A first-in-human, phase 1 study of the NEDD8 activating enzyme E1 inhibitor TAS4464 in patients with advanced solid tumors.

Background This open-label, phase 1 study investigated TAS4464, a potent NEDD8-activating enzyme inhibitor, in patients with advanced/metastatic solid tumors (JapicCTI-173,488; registered 13/01/2017). The primary objective was dose-limiting toxicities (DLTs). Maximum-tolerated dose (MTD) was investigated using an accelerated titration design. Methods The starting 10-mg/m dose was followed by an initial accelerated stage (weekly dosing; n = 11). Based on liver function test (LFT) results, a 14-day, 20-mg/m dose lead-in period was implemented (weekly dosing with lead-in; n = 6). Results Abnormal LFT changes and gastrointestinal effects were the most common treatment-related adverse events (AEs). DLTs with 56-mg/m weekly dosing occurred in 1/5 patients; five patients had grade ≥ 2 abnormal LFT changes at 40- and 56-mg/m weekly doses.
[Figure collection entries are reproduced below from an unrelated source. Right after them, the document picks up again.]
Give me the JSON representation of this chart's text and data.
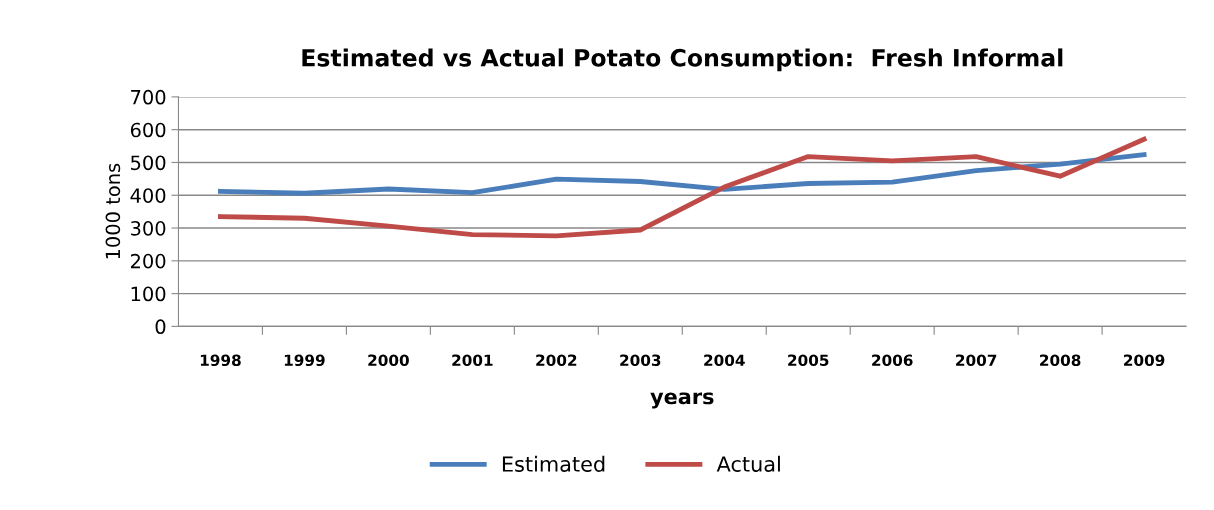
{
  "chart_data": {
    "type": "line",
    "title": "Estimated vs Actual Potato Consumption:  Fresh Informal",
    "xlabel": "years",
    "ylabel": "1000 tons",
    "categories": [
      "1998",
      "1999",
      "2000",
      "2001",
      "2002",
      "2003",
      "2004",
      "2005",
      "2006",
      "2007",
      "2008",
      "2009"
    ],
    "series": [
      {
        "name": "Estimated",
        "color": "#4a7ebb",
        "values": [
          412,
          406,
          419,
          408,
          449,
          442,
          418,
          436,
          440,
          475,
          495,
          524
        ]
      },
      {
        "name": "Actual",
        "color": "#be4b48",
        "values": [
          335,
          330,
          306,
          280,
          276,
          294,
          425,
          518,
          505,
          518,
          458,
          571
        ]
      }
    ],
    "ylim": [
      0,
      700
    ],
    "yticks": [
      0,
      100,
      200,
      300,
      400,
      500,
      600,
      700
    ],
    "grid": "y",
    "legend": "bottom",
    "marker": "none",
    "line_style": "solid"
  }
}
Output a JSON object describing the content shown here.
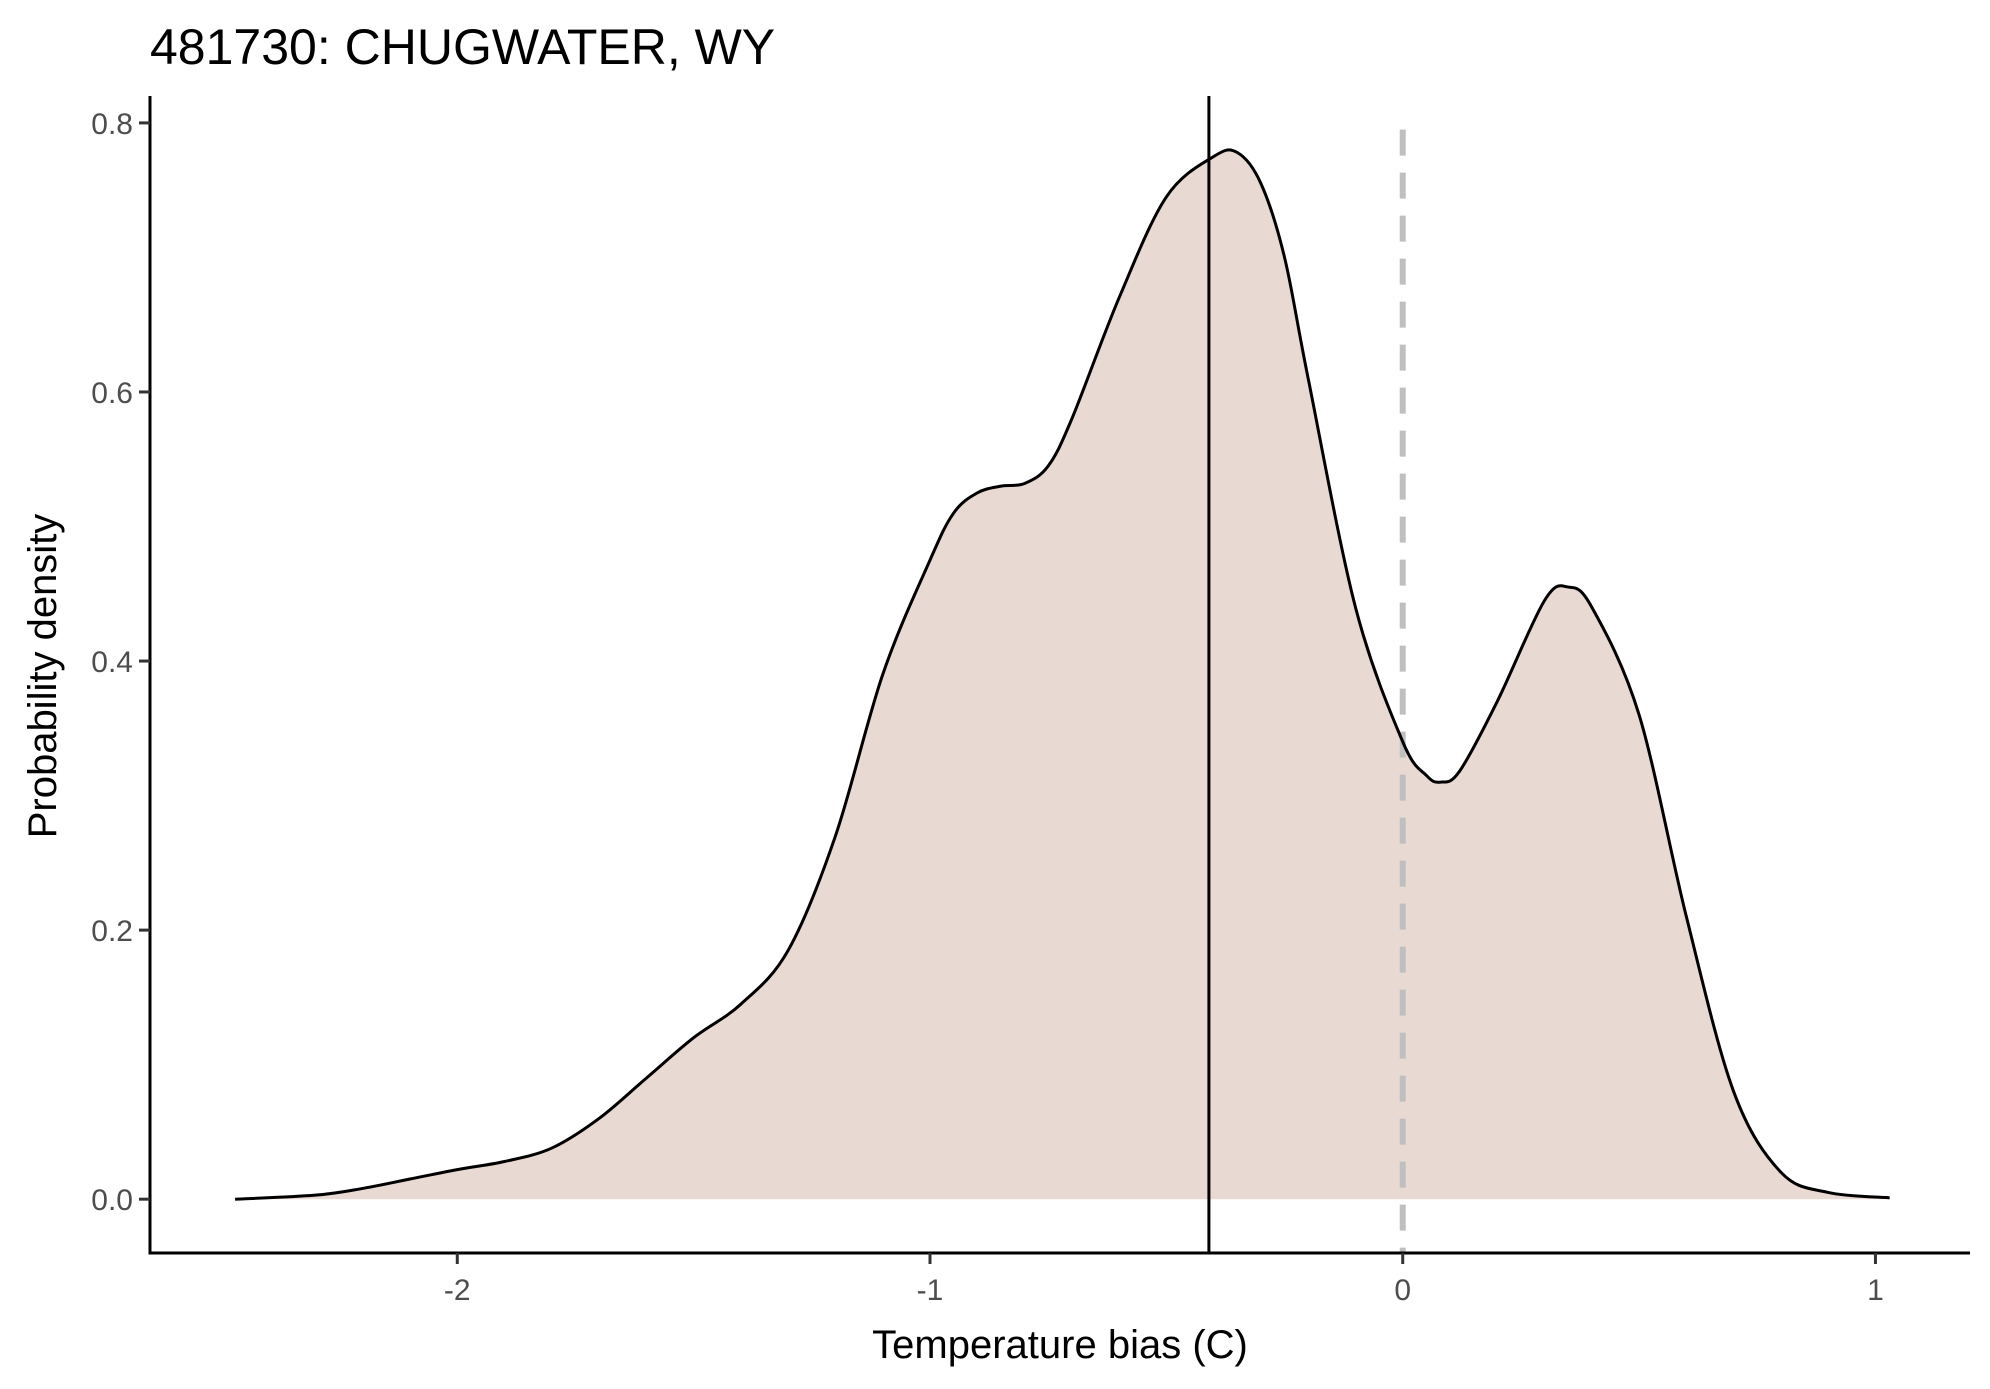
{
  "chart_data": {
    "type": "area",
    "title": "481730: CHUGWATER, WY",
    "xlabel": "Temperature bias (C)",
    "ylabel": "Probability density",
    "xlim": [
      -2.65,
      1.2
    ],
    "ylim": [
      -0.04,
      0.82
    ],
    "x_ticks": [
      -2,
      -1,
      0,
      1
    ],
    "x_tick_labels": [
      "-2",
      "-1",
      "0",
      "1"
    ],
    "y_ticks": [
      0.0,
      0.2,
      0.4,
      0.6,
      0.8
    ],
    "y_tick_labels": [
      "0.0",
      "0.2",
      "0.4",
      "0.6",
      "0.8"
    ],
    "grid": false,
    "legend": "none",
    "fill_color": "#e9d9d3",
    "line_color": "#000000",
    "reference_lines": [
      {
        "name": "mean-bias",
        "x": -0.41,
        "style": "solid",
        "color": "#000000"
      },
      {
        "name": "zero-bias",
        "x": 0.0,
        "style": "dashed",
        "color": "#bfbfbf"
      }
    ],
    "series": [
      {
        "x": [
          -2.47,
          -2.3,
          -2.2,
          -2.1,
          -2.0,
          -1.9,
          -1.8,
          -1.7,
          -1.6,
          -1.5,
          -1.4,
          -1.3,
          -1.2,
          -1.1,
          -1.0,
          -0.95,
          -0.9,
          -0.85,
          -0.8,
          -0.75,
          -0.7,
          -0.6,
          -0.5,
          -0.4,
          -0.35,
          -0.3,
          -0.25,
          -0.2,
          -0.1,
          0.0,
          0.05,
          0.08,
          0.12,
          0.2,
          0.3,
          0.35,
          0.4,
          0.5,
          0.6,
          0.7,
          0.8,
          0.9,
          1.03
        ],
        "values": [
          0.0,
          0.003,
          0.008,
          0.015,
          0.022,
          0.028,
          0.038,
          0.06,
          0.09,
          0.12,
          0.145,
          0.185,
          0.27,
          0.39,
          0.475,
          0.51,
          0.525,
          0.53,
          0.532,
          0.545,
          0.58,
          0.67,
          0.745,
          0.775,
          0.778,
          0.755,
          0.7,
          0.61,
          0.44,
          0.34,
          0.315,
          0.31,
          0.318,
          0.37,
          0.445,
          0.455,
          0.44,
          0.36,
          0.21,
          0.08,
          0.02,
          0.005,
          0.001
        ]
      }
    ]
  }
}
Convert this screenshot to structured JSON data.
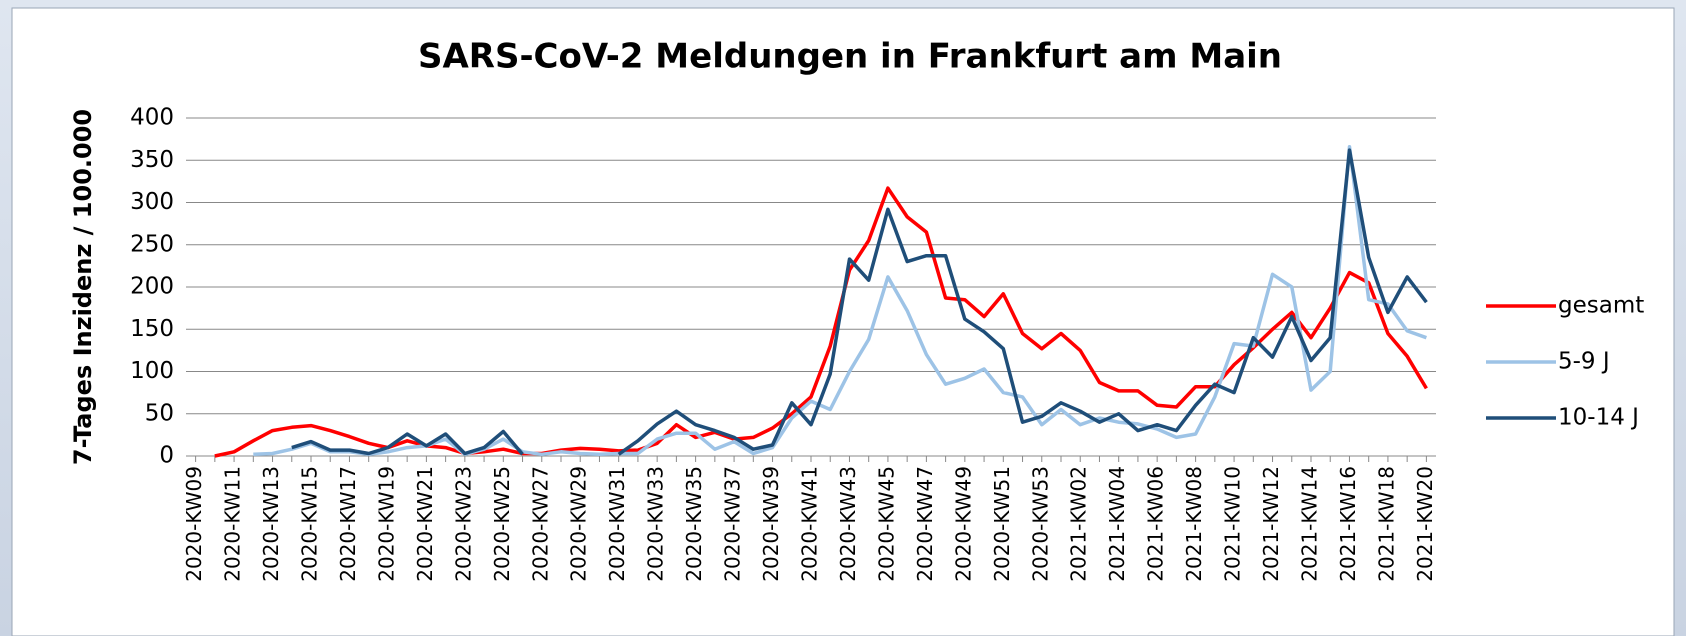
{
  "chart_data": {
    "type": "line",
    "title": "SARS-CoV-2 Meldungen in Frankfurt am Main",
    "y_label": "7-Tages Inzidenz / 100.000",
    "categories": [
      "2020-KW09",
      null,
      "2020-KW11",
      null,
      "2020-KW13",
      null,
      "2020-KW15",
      null,
      "2020-KW17",
      null,
      "2020-KW19",
      null,
      "2020-KW21",
      null,
      "2020-KW23",
      null,
      "2020-KW25",
      null,
      "2020-KW27",
      null,
      "2020-KW29",
      null,
      "2020-KW31",
      null,
      "2020-KW33",
      null,
      "2020-KW35",
      null,
      "2020-KW37",
      null,
      "2020-KW39",
      null,
      "2020-KW41",
      null,
      "2020-KW43",
      null,
      "2020-KW45",
      null,
      "2020-KW47",
      null,
      "2020-KW49",
      null,
      "2020-KW51",
      null,
      "2020-KW53",
      null,
      "2021-KW02",
      null,
      "2021-KW04",
      null,
      "2021-KW06",
      null,
      "2021-KW08",
      null,
      "2021-KW10",
      null,
      "2021-KW12",
      null,
      "2021-KW14",
      null,
      "2021-KW16",
      null,
      "2021-KW18",
      null,
      "2021-KW20"
    ],
    "series": [
      {
        "name": "gesamt",
        "color": "#ff0000",
        "values": [
          null,
          0,
          5,
          18,
          30,
          34,
          36,
          30,
          23,
          15,
          10,
          18,
          12,
          10,
          3,
          5,
          8,
          3,
          3,
          7,
          9,
          8,
          6,
          7,
          15,
          37,
          22,
          28,
          20,
          22,
          33,
          50,
          70,
          130,
          220,
          255,
          317,
          283,
          265,
          187,
          185,
          165,
          192,
          145,
          127,
          145,
          125,
          87,
          77,
          77,
          60,
          58,
          82,
          82,
          108,
          128,
          150,
          170,
          140,
          175,
          217,
          205,
          145,
          118,
          80
        ]
      },
      {
        "name": " 5-9 J",
        "color": "#9dc3e6",
        "values": [
          null,
          null,
          null,
          2,
          3,
          8,
          15,
          5,
          5,
          2,
          5,
          10,
          12,
          20,
          2,
          8,
          20,
          5,
          2,
          5,
          3,
          2,
          3,
          3,
          20,
          27,
          27,
          8,
          17,
          3,
          10,
          45,
          65,
          55,
          100,
          138,
          212,
          172,
          120,
          85,
          92,
          103,
          75,
          70,
          37,
          55,
          37,
          45,
          40,
          38,
          32,
          22,
          26,
          70,
          133,
          130,
          215,
          200,
          78,
          100,
          366,
          185,
          180,
          148,
          140
        ]
      },
      {
        "name": "10-14 J",
        "color": "#1f4e79",
        "values": [
          null,
          null,
          null,
          null,
          null,
          10,
          17,
          7,
          7,
          3,
          10,
          26,
          12,
          26,
          3,
          10,
          29,
          2,
          null,
          null,
          null,
          null,
          2,
          18,
          38,
          53,
          37,
          30,
          22,
          8,
          13,
          63,
          37,
          97,
          233,
          208,
          292,
          230,
          237,
          237,
          162,
          147,
          127,
          40,
          47,
          63,
          53,
          40,
          50,
          30,
          37,
          30,
          60,
          85,
          75,
          140,
          117,
          165,
          113,
          140,
          362,
          235,
          170,
          212,
          182
        ]
      }
    ],
    "ylim": [
      0,
      400
    ],
    "yticks": [
      0,
      50,
      100,
      150,
      200,
      250,
      300,
      350,
      400
    ],
    "grid": true,
    "legend": "right"
  }
}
Further dose escalation ceased because of the possibility of severe abnormal LFT changes occurring. DLTs with weekly dosing with lead-in occurred in 1/5 patients at a 56-mg/m dose; MTD could not be determined because discontinuation criteria for additional enrollment at that particular dose level were met. As no further enrollment at lower doses occurred, dose escalation assessment was discontinued. Serious treatment-related AEs, AEs leading to treatment discontinuation, and DLTs were all related to abnormal LFT changes, suggesting that TAS4464 administration could affect liver function. This effect was dose-dependent but considered reversible. Complete or partial responses to TAS4464 were not observed; one patient achieved prolonged stable disease. Conclusions MTD could not be determined due to TAS4464 effects on liver function. Further evaluation of the mechanism of NEDD8-activating enzyme inhibitor-induced abnormal liver function is required. Trial registration number JapicCTI-173,488 (registered with Japan Pharmaceutical Information Center). Registration date 13 January 2017.